[PATCH] D50480: [LV] Vectorizing loops of arbitrary trip count without remainder under opt for size

Wed Aug 15 12:54:35 PDT 2018

Ayal added a comment.

In https://reviews.llvm.org/D50480#1199900, @reames wrote:

> I have a general question about direction, not specific to this patch.
>
> It seems like we're adding a specific form of predication to the vectorizer in this patch and I know we already have support for various predicated load and store idioms. What are our plans in terms of supporting more general predication? For instance, I don't believe we handle loops like the following at the moment:
>
>   for (int i = 0; i < N; i++) {
>    if (unlikely(i > M)) 
>       break;
>    sum += a[i];
>   }
>   
>
> Can the infrastructure in this patch be generalized to handle such cases?  And if so, are their any specific plans to do so?
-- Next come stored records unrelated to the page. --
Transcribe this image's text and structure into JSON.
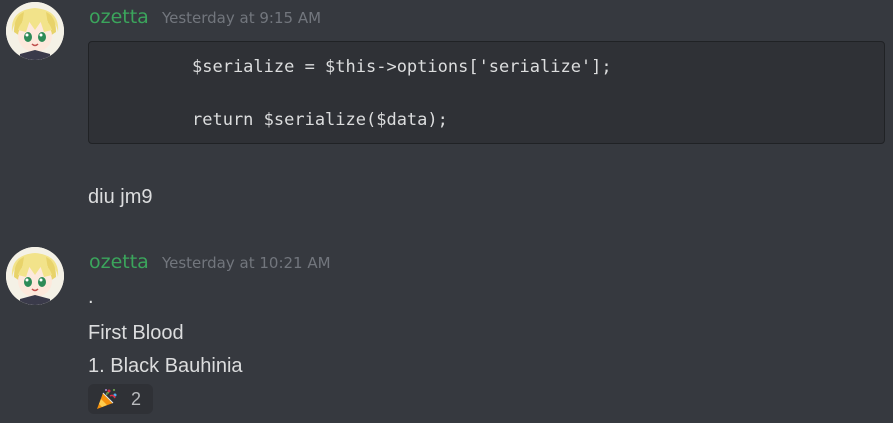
{
  "messages": [
    {
      "author": "ozetta",
      "timestamp": "Yesterday at 9:15 AM",
      "code_lines": [
        "$serialize = $this->options['serialize'];",
        "return $serialize($data);"
      ],
      "text": "diu jm9"
    },
    {
      "author": "ozetta",
      "timestamp": "Yesterday at 10:21 AM",
      "lines": [
        ".",
        "First Blood",
        "1. Black Bauhinia"
      ],
      "reaction": {
        "emoji": "party-popper-icon",
        "count": "2"
      }
    }
  ],
  "colors": {
    "background": "#36393f",
    "username": "#3ba55c",
    "timestamp": "#72767d",
    "text": "#dcddde",
    "code_background": "#2f3136"
  }
}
Good question! Replacing the `break` with a `continue` vectorizes just fine and produces the same result, albeit spinning uselessly for the last N-M iterations. Dealing with such "breaks" directly deserves more thought :-). In general it's probably better to fold such two upper bounds into one = min(N,M+1), producing a countable unpredicated loop. This is a known optimization for OpenCL1.x kernels, often guarded with "if (get_global_id(0) > M) continue;" due to work_group size constraints, when compiled for CPU.

> Secondly, are there any plans to enable this approach for anything other than optsize?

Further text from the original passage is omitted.